The Conservative side howled with feigned indignation—though surely at least Rona Ambrose had to admire this—cutting her off before she could finish the thought.

After the Speaker had restored order, Ms. Leslie continued. “Mr. Speaker, this is the smiling face of cynicism,” she explained, before launching into her own harangue. “This week I met with European representatives who told me that because of the government’s inaction on climate change, Europe is slamming the door on Canadian energy, which is the same reason that the Americans slammed the door on Keystone. With every door that closes, the minister is killing Canadian jobs. When will the government clean up its act and actually support real job growth in the Canadian energy sector?”
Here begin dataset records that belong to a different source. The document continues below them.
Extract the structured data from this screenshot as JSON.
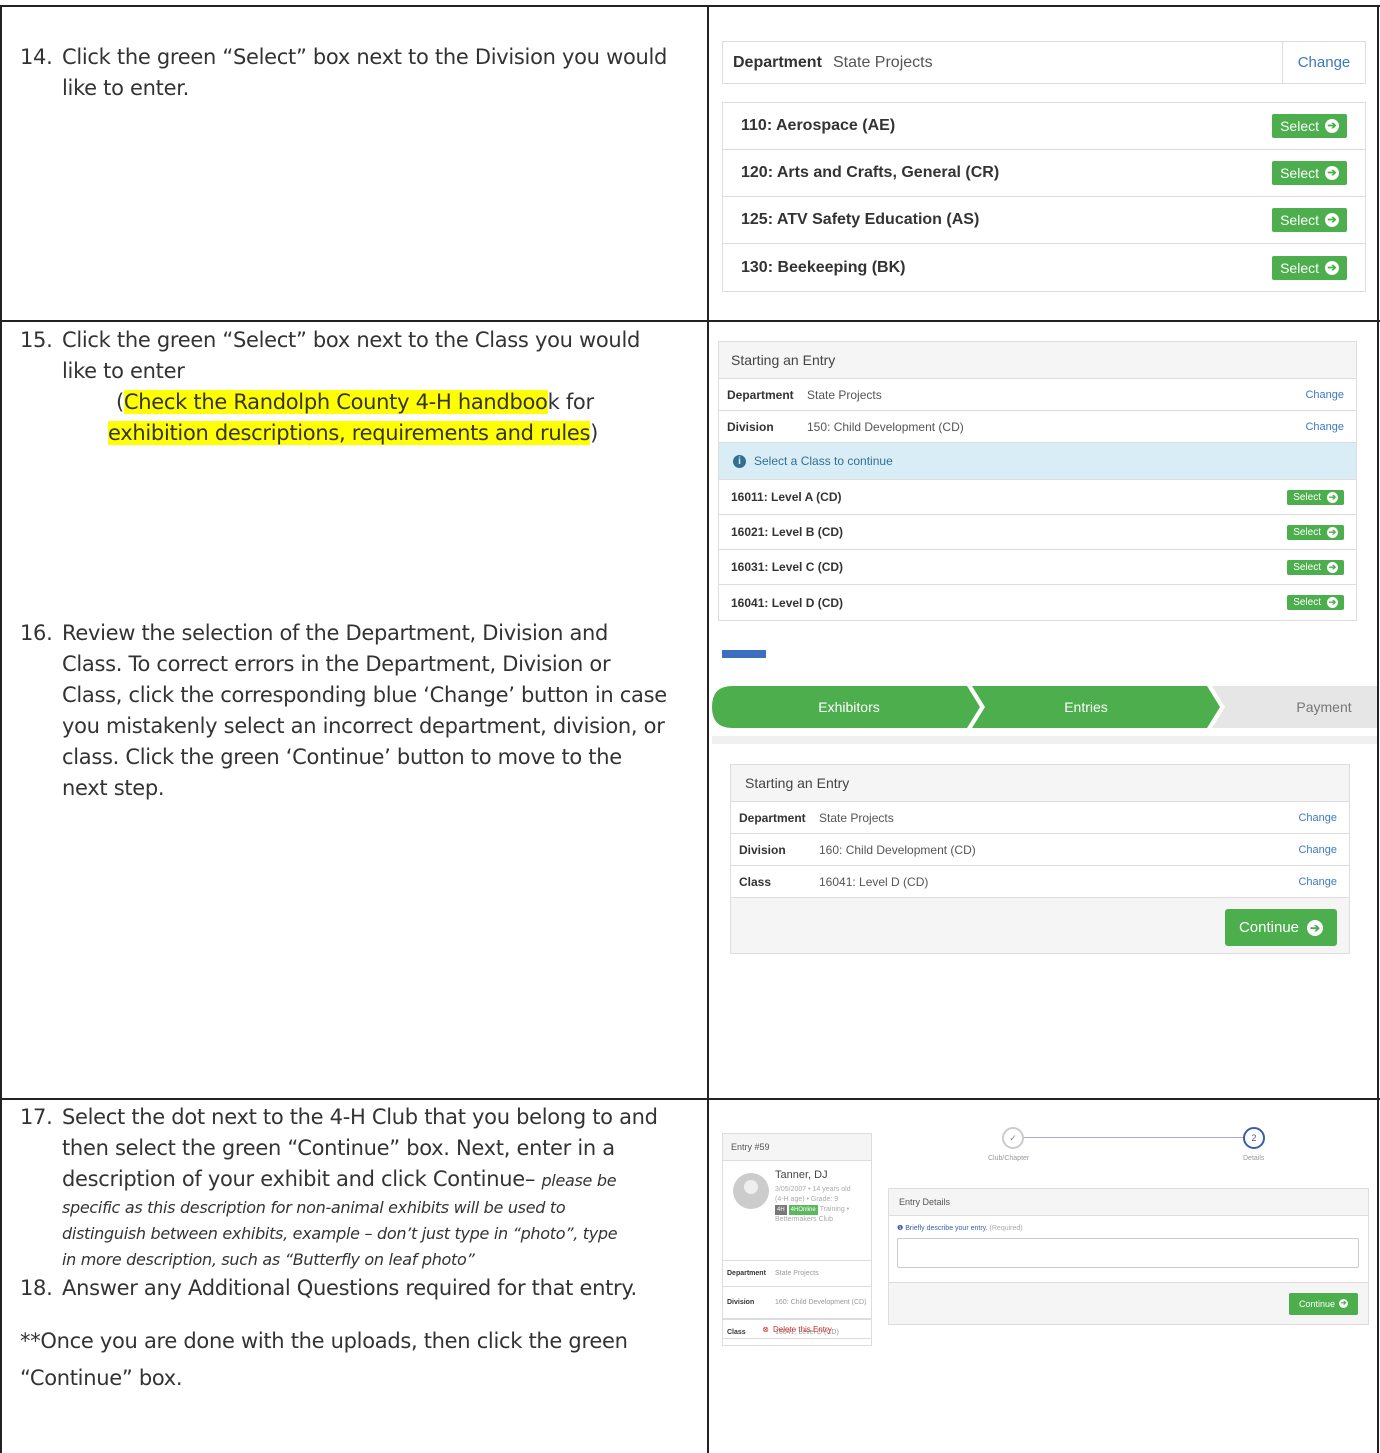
{
  "steps": {
    "s14": {
      "num": "14.",
      "line1": "Click the green “Select” box next to the Division you would",
      "line2": "like to enter."
    },
    "s15": {
      "num": "15.",
      "line1": "Click the green “Select” box next to the Class you would",
      "line2": "like to enter",
      "note_open": "(",
      "note_hl1": "Check the Randolph County 4-H  handboo",
      "note_plain": "k for",
      "note_hl2": "exhibition descriptions, requirements and rules",
      "note_close": ")"
    },
    "s16": {
      "num": "16.",
      "lines": [
        "Review the selection of the Department, Division and",
        "Class.  To correct errors in the Department, Division or",
        "Class, click the corresponding blue ‘Change’ button in case",
        "you mistakenly select an incorrect department, division, or",
        "class. Click the green ‘Continue’ button to move to the",
        "next step."
      ]
    },
    "s17": {
      "num": "17.",
      "lines": [
        "Select the dot next to the 4-H Club that you belong to and",
        "then select the green “Continue” box. Next, enter in a"
      ],
      "line3a": "description of your exhibit  and click Continue– ",
      "line3b": "please be",
      "ital": [
        "specific as this description for non-animal exhibits will be used to",
        "distinguish between exhibits, example – don’t just type in “photo”, type",
        "in more description, such as “Butterfly on leaf photo”"
      ]
    },
    "s18": {
      "num": "18.",
      "line": "Answer any Additional Questions required for that entry."
    },
    "final": {
      "line1": "**Once you are done with the uploads, then click the green",
      "line2": "“Continue” box."
    }
  },
  "panel1": {
    "dept_label": "Department",
    "dept_value": "State Projects",
    "change": "Change",
    "select": "Select",
    "divisions": [
      "110: Aerospace (AE)",
      "120: Arts and Crafts, General (CR)",
      "125: ATV Safety Education (AS)",
      "130: Beekeeping (BK)"
    ]
  },
  "panel2": {
    "title": "Starting an Entry",
    "dept_label": "Department",
    "dept_value": "State Projects",
    "div_label": "Division",
    "div_value": "150: Child Development (CD)",
    "change": "Change",
    "info": "Select a Class to continue",
    "select": "Select",
    "classes": [
      "16011: Level A (CD)",
      "16021: Level B (CD)",
      "16031: Level C (CD)",
      "16041: Level D (CD)"
    ]
  },
  "progress": {
    "steps": [
      "Exhibitors",
      "Entries",
      "Payment"
    ],
    "colors": {
      "done": "#4cae4c",
      "todo": "#e6e6e6"
    }
  },
  "panel3": {
    "title": "Starting an Entry",
    "dept_label": "Department",
    "dept_value": "State Projects",
    "div_label": "Division",
    "div_value": "160: Child Development (CD)",
    "class_label": "Class",
    "class_value": "16041: Level D (CD)",
    "change": "Change",
    "continue": "Continue"
  },
  "panel4": {
    "entry_title": "Entry #59",
    "name": "Tanner, DJ",
    "meta1": "3/05/2007 • 14 years old",
    "meta2": "(4-H age) • Grade: 9",
    "badge1": "4H",
    "badge2": "4HOnline",
    "meta3": "Training •",
    "meta4": "Bettermakers Club",
    "dept_label": "Department",
    "dept_value": "State Projects",
    "div_label": "Division",
    "div_value": "160: Child Development (CD)",
    "class_label": "Class",
    "class_value": "16041: Level D (CD)",
    "delete": "Delete this Entry",
    "step1_label": "Club/Chapter",
    "step2_label": "Details",
    "step2_num": "2",
    "details_title": "Entry Details",
    "hint": "Briefly describe your entry.",
    "required": "(Required)",
    "continue": "Continue"
  },
  "colors": {
    "green": "#4cae4c",
    "link": "#3a79c2",
    "highlight": "#ffff00"
  }
}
The NDP side leapt up to applaud, but Joe Oliver was eager to admonish. “Mr. Speaker, it is one thing to go to foreign countries and work against the interests of Canadian workers and those who are unemployed from coast to coast,” he cried. “It is another thing to insult senior citizens.” He launched into a sermon about something to do with “the shoulders of our ancestors,” but he could not be heard amid the giddy cheers of his beaming teammates.

Returning to his seat, even the minister managed a grin.

The Stats. Health care, seven questions. The economy, five questions. The environment and crime, four questions each. The auditor general and the G8 Legacy Fund, three questions each. Firearms, patronage, bilingualism and aboriginal affairs, two questions each. Veterans, Egypt and employment, one question each.

Stephen Harper, six answers. Tony Clement and Colin Carrie, five answers each. Rob Nicholson, four answers. Peter Van Loan, three answers. Joe Oliver, Vic Toews, Jim Flaherty, Denis Lebel and John Duncan, two answers each. Christian Paradis, Steven Blaney, Keith Ashfield, John Baird and Diane Finley, one answer each.